The “uncle” began his tale in a manner quite unlike his means employed when writing. Chorgeh knew that the story, if it had been or were to be translated into printable prose, would gain ornament, elongation, and proper suspense. But as a raconteur, the writer was quite brisk, almost abbreviated. Mentally Chorgeh was not above adding a brushstroke here and there.
The parents of Julie d’Is had come from the colonies of the East, some place of fans and ivories, rice, camels, bazaars, and flying carpets. They had been disgraced, the family, or simply the father, in some gambling or speculating of a nature that was kept obscure in the City – the odd codes and loyalties of the returned colonists, who would cut Monsie
ur d’Is, yet not betray him to outsiders. The d’Is child was female, and two years old, a weak infant mewling and puking in the tradition of weakly infants. The climate had seen to her as foolish villainy had her father; both were undone. Yet she continued, weakly, to persist, like a wan plant that straggles on, refusing to die and give up its pot to a nicer specimen. And certainly there were no other children. Shortly there began to be an exotic rumor, which was that the family had fallen afoul of a sorcerer in the Eastern lands. That just so the father lost his work and his name, and so the mother produced, from the huge burden of her womb, only the one ailing weed. Since no one spoke to the family d’Is, however, no one could verify the rumor.

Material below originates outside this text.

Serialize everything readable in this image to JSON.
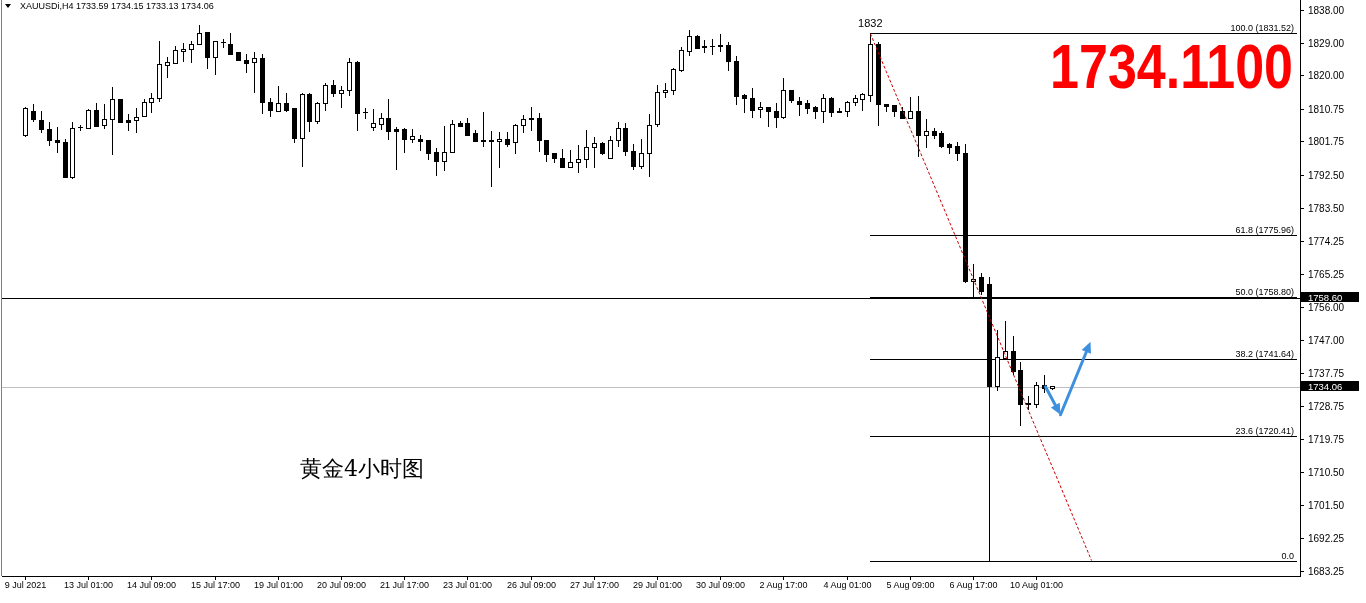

Monsieur d’Is toiled as a clerk in a seedy business near the docks. Madame did her best. And the miserable daughter went on with a grisly graceless tenaciousness redolent not of courage or hope but of a dripping tap.
It was when the child, Julie, was six years old, that the tide turned for them all. They were, if not forgiven, at least forgotten. That is to say, suddenly people came upon them, exclaiming that they were the persons d’Is, and what were they doing now and how did they go on? Such reversals of attitude were not uncommon in the bored City. It was less an act of charity than a desire to see, squirming and doing tricks under the microscope, suitable microbes.
Madame d’Is began to appear in sewing circles, at afternoon teas, her husband and she played cards and dined at this house and that once or twice in a pair of months. They were hardly overwhelmed, but no longer were they excluded. Presently the child, too, perhaps perforce and in a moment of aberration, was absorbed into a children’s party.
She was not, after all, such a horrid creature. She did not cringe or seek to intimidate, often the failings of the weak. No, she went along with the little-girl games, was a modest pleased recipient of favor or victory, good at losing, quiet, but with a spark. “That child,” they said, “might look almost pretty, if her mother would wash her hair in softer soap, and dress her more like a child than a parcel.”